I’ve been trying to catch up with Sight & Sound lately. It’s a magazine I’ve always found strangely uninviting, and perhaps that’s the reason I’m still behind in my reading – I’m only now leafing through the February 2010 issue and scanning the provocative ‘Films of the Decade’ article. It’s one of those Q-style list features magazines routinely do when the staff can’t think of anything better – and why not? It’s a fun day in the office, and fun to read.
This time, the limit is 30 (Q sometimes aims for 1,001), and the criteria is “films that best represent the decade’s most distinctive oeuvres and movements”. The decade being January 1 2000-December 31 2009 (I often wonder, if decades began in ‘85, ‘95, ‘05 etc., would modern history look any different?). I’m not about to take issue with the fine choices – the selection includes The Five Obstructions, There Will Be Blood and Inland Empire – but I do want to take a look at the rationale offered in the article that follows.
Apparently, the team started off by simply comparing their favourite films, but it soon became obvious that the list would somehow transcend personal preference and say more about “cultural significance”. It’s not long, though, before it’s revealed that Wall•E “disappoints”. British films, it’s thought, “rarely broke new ground”. Already, there are three different scales of judgment involved. Presumably, to make it through the gauntlet, the Top 30 needed to be culturally significant, innovative and impressive. This isn’t outlandish, and it’s hard to argue that many of the films on the Sight & Sound list don’t meet these requirements.
But it got me thinking – how do critics normally present their criteria? More often than not, I think they don’t. (Sight & Sound is a completely mundane example of a critic attempting to tuck his needs under the rug.) Maybe a critic needs to hide from/protect himself, constantly. No one likes to think of themselves as going into the cinema with a rigid set of demands. Like Clive James once wrote, “those without theories write better”. But everyone has theories, even Pauline Kael.

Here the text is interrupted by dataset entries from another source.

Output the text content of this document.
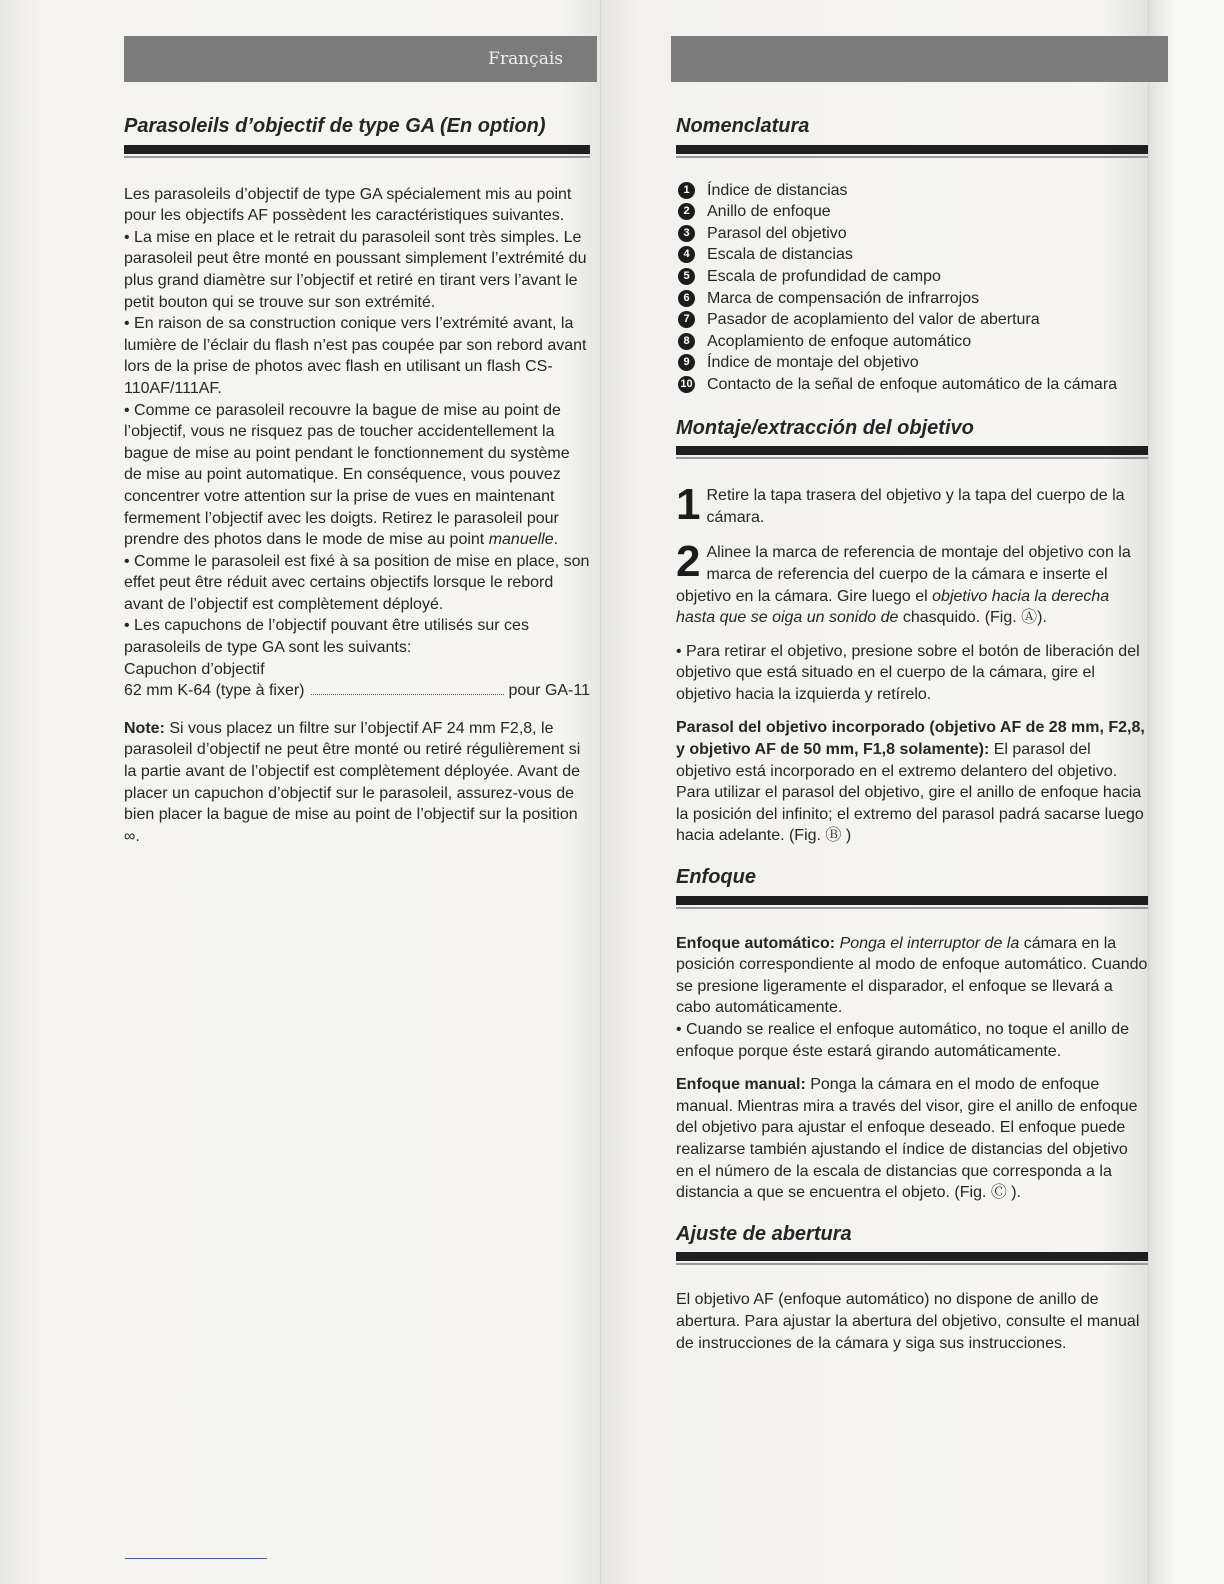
Français
Parasoleils d’objectif de type GA (En option)

Les parasoleils d’objectif de type GA spécialement mis au point pour les objectifs AF possèdent les caractéristiques suivantes.

• La mise en place et le retrait du parasoleil sont très simples. Le parasoleil peut être monté en poussant simplement l’extrémité du plus grand diamètre sur l’objectif et retiré en tirant vers l’avant le petit bouton qui se trouve sur son extrémité.

• En raison de sa construction conique vers l’extrémité avant, la lumière de l’éclair du flash n’est pas coupée par son rebord avant lors de la prise de photos avec flash en utilisant un flash CS-110AF/111AF.

• Comme ce parasoleil recouvre la bague de mise au point de l’objectif, vous ne risquez pas de toucher accidentellement la bague de mise au point pendant le fonctionnement du système de mise au point automatique. En conséquence, vous pouvez concentrer votre attention sur la prise de vues en maintenant fermement l’objectif avec les doigts. Retirez le parasoleil pour prendre des photos dans le mode de mise au point manuelle.

• Comme le parasoleil est fixé à sa position de mise en place, son effet peut être réduit avec certains objectifs lorsque le rebord avant de l’objectif est complètement déployé.

• Les capuchons de l’objectif pouvant être utilisés sur ces parasoleils de type GA sont les suivants:

Capuchon d’objectif

62 mm K-64 (type à fixer)	pour GA-11

Note: Si vous placez un filtre sur l’objectif AF 24 mm F2,8, le parasoleil d’objectif ne peut être monté ou retiré régulièrement si la partie avant de l’objectif est complètement déployée. Avant de placer un capuchon d’objectif sur le parasoleil, assurez-vous de bien placer la bague de mise au point de l’objectif sur la position ∞.

Nomenclatura
1	Índice de distancias
2	Anillo de enfoque
3	Parasol del objetivo
4	Escala de distancias
5	Escala de profundidad de campo
6	Marca de compensación de infrarrojos
7	Pasador de acoplamiento del valor de abertura
8	Acoplamiento de enfoque automático
9	Índice de montaje del objetivo
10 Contacto de la señal de enfoque automático de la cámara
Montaje/extracción del objetivo
1 Retire la tapa trasera del objetivo y la tapa del cuerpo de la cámara.

2 Alinee la marca de referencia de montaje del objetivo con la marca de referencia del cuerpo de la cámara e inserte el objetivo en la cámara. Gire luego el objetivo hacia la derecha hasta que se oiga un sonido de chasquido. (Fig. Ⓐ).

• Para retirar el objetivo, presione sobre el botón de liberación del objetivo que está situado en el cuerpo de la cámara, gire el objetivo hacia la izquierda y retírelo.

Parasol del objetivo incorporado (objetivo AF de 28 mm, F2,8, y objetivo AF de 50 mm, F1,8 solamente): El parasol del objetivo está incorporado en el extremo delantero del objetivo. Para utilizar el parasol del objetivo, gire el anillo de enfoque hacia la posición del infinito; el extremo del parasol padrá sacarse luego hacia adelante. (Fig. Ⓑ )

Enfoque

Enfoque automático: Ponga el interruptor de la cámara en la posición correspondiente al modo de enfoque automático. Cuando se presione ligeramente el disparador, el enfoque se llevará a cabo automáticamente.

• Cuando se realice el enfoque automático, no toque el anillo de enfoque porque éste estará girando automáticamente.

Enfoque manual: Ponga la cámara en el modo de enfoque manual. Mientras mira a través del visor, gire el anillo de enfoque del objetivo para ajustar el enfoque deseado. El enfoque puede realizarse también ajustando el índice de distancias del objetivo en el número de la escala de distancias que corresponda a la distancia a que se encuentra el objeto. (Fig. Ⓒ ).

Ajuste de abertura

El objetivo AF (enfoque automático) no dispone de anillo de abertura. Para ajustar la abertura del objetivo, consulte el manual de instrucciones de la cámara y siga sus instrucciones.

Also notable in the Sight & Sound article is what it does with Africa.
The Mauritanian director Abderrahmane Sissako’s Waiting for Happiness was preferred to his later Bamako (2006), and ends up representing the entire undervalued cinema of a continent, largely through lack of consensus as to which other titles should qualify. We should have done better.
It’s unusual for such a skew to get acknowledged upfront, so this is semi-laudable. On the other hand – if they knew what they were doing, and thought it was wrong, why didn’t the team just, er, do better?